松居和チャンネル 第67回です。
前回の、看護学校で講演した感想文の続きから始まります。
「親から無償の愛ではなく、子供から、無償の愛をもらってるというのは共感です。
途中で何度も涙と鼻水が込み上げてくる程に力強く、心に響くお話を聞くことができて、非常に貴重な経験をさせて頂いたと感じています。」
そして、特別支援学校で、生徒が先生を育てていた話が続きます。私が、埼玉県の教育委員長をしていた時のこと。特別支援学校の視察で、教師たちが重度の障害を持った子どもたちに「育てられている」姿を見たのです。
身動きが満足に出来ない中学生が、言葉にはならない言葉で、教師をゆっくりゆっくり育てている。その日教えたことが、次の日には無になっているように思える関係だからこそ、結果を求めず、教える側の人間性が育っていく。
乳幼児が親を親らしく育てる「風景」と重なるものでした。
私が、そう感想を言うと、
「そうなんです、私たちが育てられているんです」と涙を流す先生がいました。
「親心」とは、心の底で、静かに損得勘定から離れること。
教育も、そうだったのかもしれない。
「家庭」があって、その先に「村(むら)社会」がある。だから「頑張る」ことが、「祝う」ことに、生まれかわっていく。
本気で、将来の「経済」を考えるなら、村(むら)社会的な役割を、会社という単位で、再生してほしい。

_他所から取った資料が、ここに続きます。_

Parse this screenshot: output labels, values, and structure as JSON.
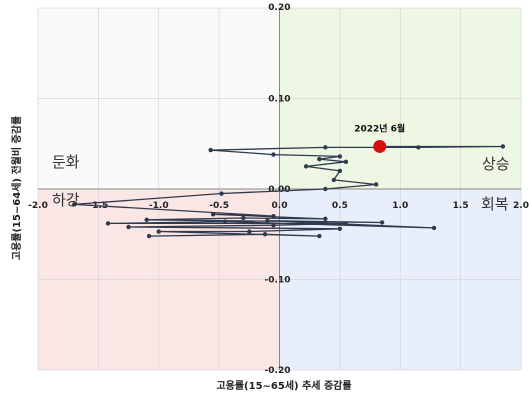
{
  "chart_data": {
    "type": "scatter",
    "xlabel": "고용률(15~65세) 추세 증감률",
    "ylabel": "고용률(15~64세) 전월비 증감률",
    "xlim": [
      -2.0,
      2.0
    ],
    "ylim": [
      -0.2,
      0.2
    ],
    "x_ticks": [
      "-2.0",
      "-1.5",
      "-1.0",
      "-0.5",
      "0.0",
      "0.5",
      "1.0",
      "1.5",
      "2.0"
    ],
    "y_ticks": [
      "0.20",
      "0.10",
      "0.00",
      "-0.10",
      "-0.20"
    ],
    "grid": true,
    "quadrants": {
      "top_left": {
        "label": "둔화",
        "color": "#fafafa"
      },
      "top_right": {
        "label": "상승",
        "color": "#eef6e4"
      },
      "bottom_left": {
        "label": "하강",
        "color": "#fbe6e6"
      },
      "bottom_right": {
        "label": "회복",
        "color": "#e8eefa"
      }
    },
    "line_color": "#2e3a4e",
    "highlight_color": "#d41010",
    "highlight": {
      "label": "2022년 6월",
      "x": 0.83,
      "y": 0.047
    },
    "points": [
      [
        -1.08,
        -0.052
      ],
      [
        -0.12,
        -0.05
      ],
      [
        0.33,
        -0.052
      ],
      [
        -1.0,
        -0.047
      ],
      [
        -0.25,
        -0.047
      ],
      [
        0.5,
        -0.044
      ],
      [
        -1.25,
        -0.042
      ],
      [
        -0.05,
        -0.04
      ],
      [
        0.55,
        -0.038
      ],
      [
        -1.42,
        -0.038
      ],
      [
        -0.45,
        -0.036
      ],
      [
        1.28,
        -0.043
      ],
      [
        -0.1,
        -0.035
      ],
      [
        0.85,
        -0.037
      ],
      [
        -1.1,
        -0.034
      ],
      [
        -0.3,
        -0.032
      ],
      [
        0.38,
        -0.033
      ],
      [
        -0.55,
        -0.028
      ],
      [
        -0.05,
        -0.03
      ],
      [
        -1.7,
        -0.017
      ],
      [
        -0.48,
        -0.005
      ],
      [
        0.38,
        0.0
      ],
      [
        0.8,
        0.005
      ],
      [
        0.45,
        0.01
      ],
      [
        0.5,
        0.02
      ],
      [
        0.22,
        0.025
      ],
      [
        0.55,
        0.03
      ],
      [
        0.33,
        0.033
      ],
      [
        0.5,
        0.036
      ],
      [
        -0.05,
        0.038
      ],
      [
        -0.57,
        0.043
      ],
      [
        0.38,
        0.046
      ],
      [
        1.15,
        0.046
      ],
      [
        1.85,
        0.047
      ],
      [
        0.83,
        0.047
      ]
    ]
  }
}
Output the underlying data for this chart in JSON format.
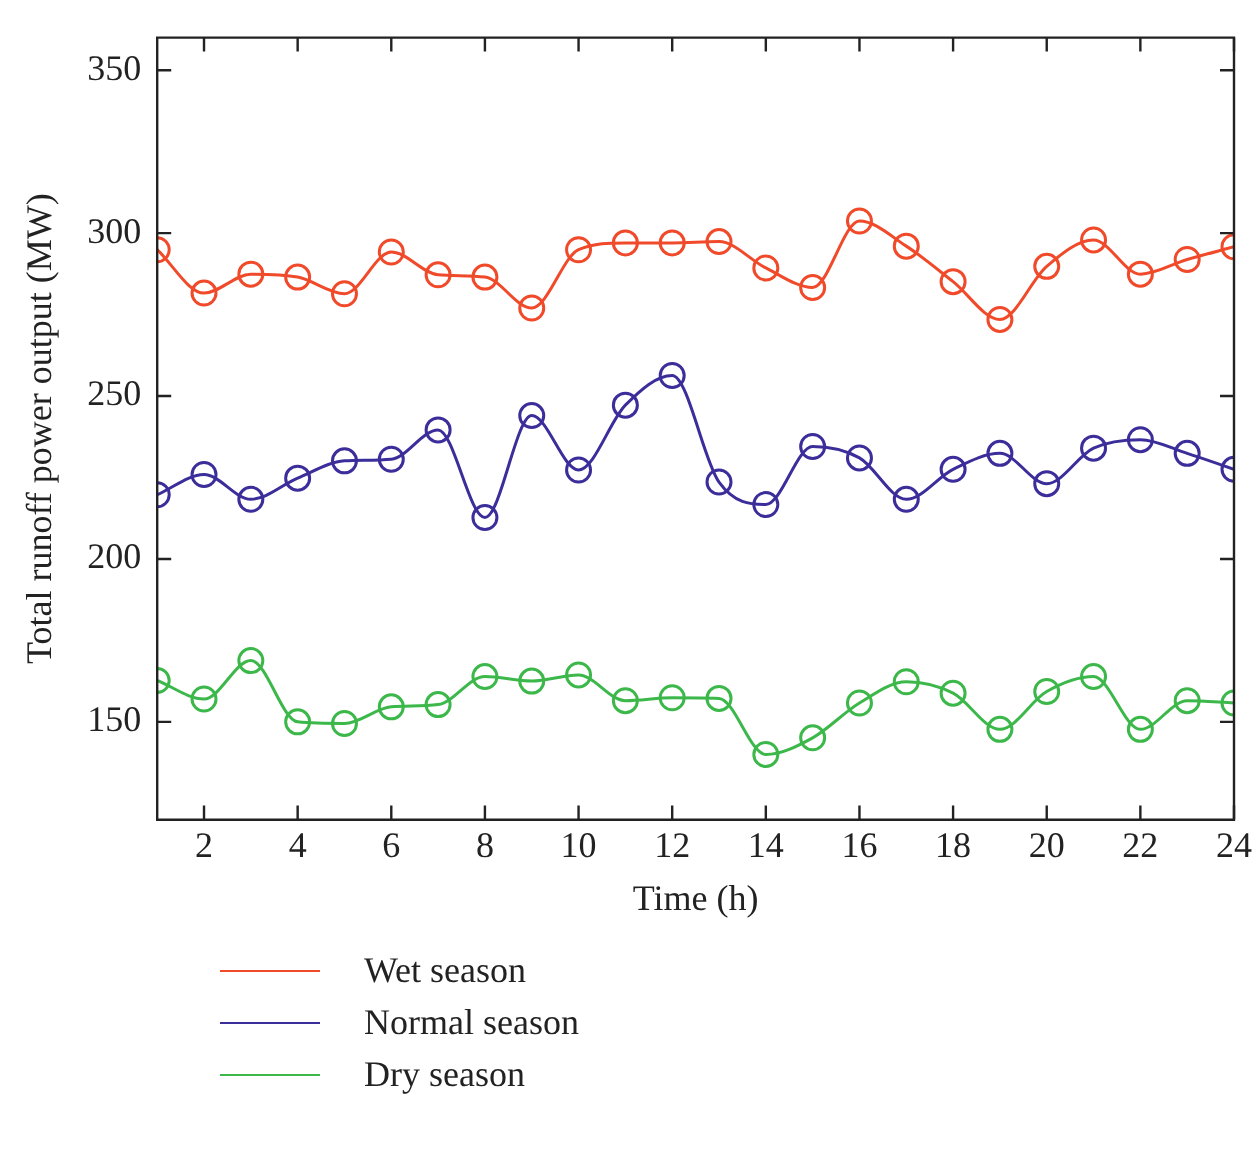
{
  "chart_data": {
    "type": "line",
    "xlabel": "Time (h)",
    "ylabel": "Total runoff power output (MW)",
    "x": [
      1,
      2,
      3,
      4,
      5,
      6,
      7,
      8,
      9,
      10,
      11,
      12,
      13,
      14,
      15,
      16,
      17,
      18,
      19,
      20,
      21,
      22,
      23,
      24
    ],
    "xlim": [
      1,
      24
    ],
    "xticks": [
      2,
      4,
      6,
      8,
      10,
      12,
      14,
      16,
      18,
      20,
      22,
      24
    ],
    "ylim": [
      120,
      360
    ],
    "yticks": [
      150,
      200,
      250,
      300,
      350
    ],
    "grid": false,
    "legend": "bottom left",
    "marker": "circle",
    "line_style": "solid",
    "series": [
      {
        "name": "Wet season",
        "color": "#f04a2a",
        "values": [
          294.9,
          281.6,
          287.4,
          286.5,
          281.4,
          294.2,
          287.2,
          286.5,
          277,
          294.9,
          297,
          297,
          297.4,
          289.3,
          283.3,
          303.7,
          296,
          285.1,
          273.5,
          289.8,
          297.9,
          287.4,
          291.9,
          295.8
        ]
      },
      {
        "name": "Normal season",
        "color": "#3b2e9a",
        "values": [
          219.7,
          225.9,
          218.3,
          224.8,
          230.1,
          230.6,
          239.6,
          212.7,
          244,
          227.3,
          247.2,
          256.3,
          223.6,
          216.7,
          234.5,
          231,
          218.3,
          227.5,
          232.4,
          223.1,
          234,
          236.6,
          232.4,
          227.5
        ]
      },
      {
        "name": "Dry season",
        "color": "#3cb84a",
        "values": [
          162.7,
          157,
          168.8,
          150,
          149.5,
          154.6,
          155.3,
          163.9,
          162.5,
          164.4,
          156.5,
          157.4,
          157.2,
          140,
          145.1,
          155.8,
          162.3,
          158.8,
          147.7,
          159.3,
          163.9,
          147.7,
          156.5,
          155.8
        ]
      }
    ]
  }
}
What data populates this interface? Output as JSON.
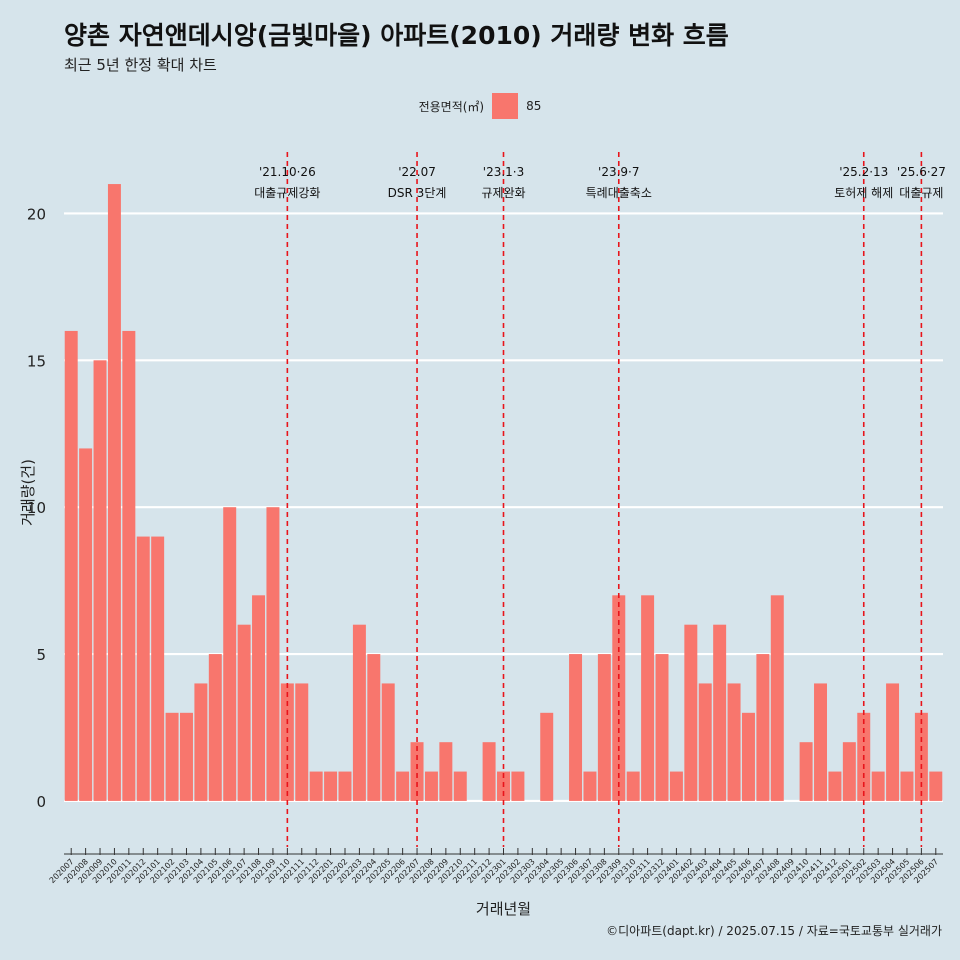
{
  "title": "양촌 자연앤데시앙(금빛마을) 아파트(2010) 거래량 변화 흐름",
  "subtitle": "최근 5년 한정 확대 차트",
  "caption": "©디아파트(dapt.kr) / 2025.07.15 / 자료=국토교통부 실거래가",
  "legend": {
    "title": "전용면적(㎡)",
    "item": "85",
    "color": "#f8766d"
  },
  "colors": {
    "background": "#d6e4eb",
    "bar": "#f8766d",
    "grid": "#ffffff",
    "event_line": "#e8141b"
  },
  "chart_data": {
    "type": "bar",
    "title": "양촌 자연앤데시앙(금빛마을) 아파트(2010) 거래량 변화 흐름",
    "subtitle": "최근 5년 한정 확대 차트",
    "xlabel": "거래년월",
    "ylabel": "거래량(건)",
    "ylim": [
      -1.5,
      22.5
    ],
    "yticks": [
      0,
      5,
      10,
      15,
      20
    ],
    "grid": true,
    "legend_position": "top",
    "categories": [
      "202007",
      "202008",
      "202009",
      "202010",
      "202011",
      "202012",
      "202101",
      "202102",
      "202103",
      "202104",
      "202105",
      "202106",
      "202107",
      "202108",
      "202109",
      "202110",
      "202111",
      "202112",
      "202201",
      "202202",
      "202203",
      "202204",
      "202205",
      "202206",
      "202207",
      "202208",
      "202209",
      "202210",
      "202211",
      "202212",
      "202301",
      "202302",
      "202303",
      "202304",
      "202305",
      "202306",
      "202307",
      "202308",
      "202309",
      "202310",
      "202311",
      "202312",
      "202401",
      "202402",
      "202403",
      "202404",
      "202405",
      "202406",
      "202407",
      "202408",
      "202409",
      "202410",
      "202411",
      "202412",
      "202501",
      "202502",
      "202503",
      "202504",
      "202505",
      "202506",
      "202507"
    ],
    "series": [
      {
        "name": "85",
        "values": [
          16,
          12,
          15,
          21,
          16,
          9,
          9,
          3,
          3,
          4,
          5,
          10,
          6,
          7,
          10,
          4,
          4,
          1,
          1,
          1,
          6,
          5,
          4,
          1,
          2,
          1,
          2,
          1,
          0,
          2,
          1,
          1,
          0,
          3,
          0,
          5,
          1,
          5,
          7,
          1,
          7,
          5,
          1,
          6,
          4,
          6,
          4,
          3,
          5,
          7,
          0,
          2,
          4,
          1,
          2,
          3,
          1,
          4,
          1,
          3,
          1
        ]
      }
    ],
    "events": [
      {
        "date": "'21.10·26",
        "label": "대출규제강화",
        "month": "202110"
      },
      {
        "date": "'22.07",
        "label": "DSR 3단계",
        "month": "202207"
      },
      {
        "date": "'23.1·3",
        "label": "규제완화",
        "month": "202301"
      },
      {
        "date": "'23.9·7",
        "label": "특례대출축소",
        "month": "202309"
      },
      {
        "date": "'25.2·13",
        "label": "토허제 해제",
        "month": "202502"
      },
      {
        "date": "'25.6·27",
        "label": "대출규제",
        "month": "202506"
      }
    ]
  }
}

そして、保育園、幼稚園が、百人くらいの単位で、「絆」を、耕していく。
方法は、「ママがいい!」に書きました。このチャンネルでも言いました。幼児が風景の中にいる、一つ一つの「園」や「会社」が、それをして、「国」が成り立っていくのです。そこに、「国」の存在意義があるのです。
みんなで喜ぶ、可愛がる。祝う。
成人式には、卒園児たちが全員、晴れ着姿で戻ってくる園があります。
「親心のビオトープ」を作るのは、難しいことではない。自然な風景に、還してあげればいいだけ。
きっと、それが、この国の経済にもいいはずなのに。